Enfin, Billy Wilder tâte de l’indépendance avec ce film en forme à peine voilée d’hommage à son maître Ernst Lubitsch. Souvent citée, il convient de rappeler la phrase, prononcée parait-il par Wilder à l’enterrement de Lubitsch: a quelqu’un qui lui disait «Vous vous rendez compte, plus de Ernst Lubitsch?» Wilder aurait répondu : «Pire que ça : plus de films de Ernst Lubistch». Flanqué ici de Maurice Chevallier, vedette de quatre films du grand metteur en scène Viennois entre 1929 et 1934, et Gary Cooper, qui n’apparait que dans deux films de Lubitsch, mais l’un et l’autre sont des classiques, Wilder choisit de tourner à Paris (renouant avec la France fantasmée de Lubitsch, dans Bluebeard’s eighth Wife et Design for living) une histoire qui fait du léger avec du lourd, jonglant avec l’adultère, les rendez-vous de cinq à sept… On est en plein vaudeville, et pourtant ça se boit tout seul.

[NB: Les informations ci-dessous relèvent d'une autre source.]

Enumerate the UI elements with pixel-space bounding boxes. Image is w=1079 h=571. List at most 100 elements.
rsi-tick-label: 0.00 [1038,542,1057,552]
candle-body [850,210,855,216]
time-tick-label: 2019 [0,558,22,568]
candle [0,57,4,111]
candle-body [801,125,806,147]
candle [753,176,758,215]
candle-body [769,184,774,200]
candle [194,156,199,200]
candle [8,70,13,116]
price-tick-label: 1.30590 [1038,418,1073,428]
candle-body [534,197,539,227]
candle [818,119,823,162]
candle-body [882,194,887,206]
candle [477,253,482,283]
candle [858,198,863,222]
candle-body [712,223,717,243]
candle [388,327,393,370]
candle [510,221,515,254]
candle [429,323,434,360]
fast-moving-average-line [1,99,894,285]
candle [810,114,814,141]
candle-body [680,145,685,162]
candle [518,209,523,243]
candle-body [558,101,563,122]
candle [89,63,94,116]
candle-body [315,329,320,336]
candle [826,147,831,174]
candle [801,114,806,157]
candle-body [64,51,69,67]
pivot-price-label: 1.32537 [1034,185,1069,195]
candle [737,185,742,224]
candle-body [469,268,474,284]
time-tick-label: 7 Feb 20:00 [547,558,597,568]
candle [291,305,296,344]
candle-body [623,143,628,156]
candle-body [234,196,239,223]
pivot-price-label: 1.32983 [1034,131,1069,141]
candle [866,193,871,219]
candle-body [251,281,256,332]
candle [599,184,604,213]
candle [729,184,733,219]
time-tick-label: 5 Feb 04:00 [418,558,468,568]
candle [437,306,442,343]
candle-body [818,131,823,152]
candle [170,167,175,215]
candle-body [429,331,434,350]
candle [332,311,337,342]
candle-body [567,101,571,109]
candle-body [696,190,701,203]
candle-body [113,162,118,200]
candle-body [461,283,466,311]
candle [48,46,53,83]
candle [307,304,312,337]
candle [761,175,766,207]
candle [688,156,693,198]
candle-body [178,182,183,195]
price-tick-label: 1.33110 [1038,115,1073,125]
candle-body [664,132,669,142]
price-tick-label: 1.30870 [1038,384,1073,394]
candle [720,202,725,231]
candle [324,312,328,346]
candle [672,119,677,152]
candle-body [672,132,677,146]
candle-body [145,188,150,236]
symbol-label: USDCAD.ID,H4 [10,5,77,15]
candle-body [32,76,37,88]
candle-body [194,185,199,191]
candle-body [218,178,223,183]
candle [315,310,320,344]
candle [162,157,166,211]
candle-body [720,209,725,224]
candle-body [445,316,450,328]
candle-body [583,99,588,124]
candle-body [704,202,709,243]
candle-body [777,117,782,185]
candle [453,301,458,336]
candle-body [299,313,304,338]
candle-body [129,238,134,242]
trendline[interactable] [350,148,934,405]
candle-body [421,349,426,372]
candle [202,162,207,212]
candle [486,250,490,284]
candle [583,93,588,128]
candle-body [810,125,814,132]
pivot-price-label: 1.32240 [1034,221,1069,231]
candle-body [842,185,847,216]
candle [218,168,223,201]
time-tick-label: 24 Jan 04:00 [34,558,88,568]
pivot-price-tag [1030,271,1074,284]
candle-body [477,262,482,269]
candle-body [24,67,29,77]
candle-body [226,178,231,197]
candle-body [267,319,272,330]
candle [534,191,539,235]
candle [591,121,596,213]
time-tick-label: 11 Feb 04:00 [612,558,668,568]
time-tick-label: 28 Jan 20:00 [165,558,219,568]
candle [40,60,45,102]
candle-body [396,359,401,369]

En même temps que cet hommage à son maître, pourtant , Wilder réussit à continuer son parcours de façon cohérente, tout en se renouvelant,, et en construisant désormais son cinéma entièrement à sa façon. Et en plus, il collabore désormais avec deux hommes qui lui seront fidèles, l’un d’entre eux co-signant absolument tous les films à venir : l’incomparable Izzy Diamond. L’autre collaborateur régulier, ce sera le décorateur Alexandre Trauner…

Claude Chavasse (Maurice Chevalier) vit seul avec sa fille Ariane (Audrey Hepburn). En tant que détective privé Parisien, il est forcément amené à intervenir sur des histoires d’adultère en série, et connait particulièrement bien Frank Flannagan, bourreau des cœurs américain (Gary Cooper), souvent de passage à Paris, et généralement très sollicité. C’est justement en entendant son père discuter avec un client, très remonté contre Flannagan qu’Ariane surprend ce dernier qui veut en finir et éliminer tout simplement le Don Juan. Ariane, par ailleurs trouvant une bonne tête à la future victime, intervient et empêche le drame, mettant alors le pied dans un engrenage inattendu, puisque à la suite de cette intervention, Flannagan autant qu’Ariane vont, chacun à leur façon, tomber amoureux l’un de l’autre …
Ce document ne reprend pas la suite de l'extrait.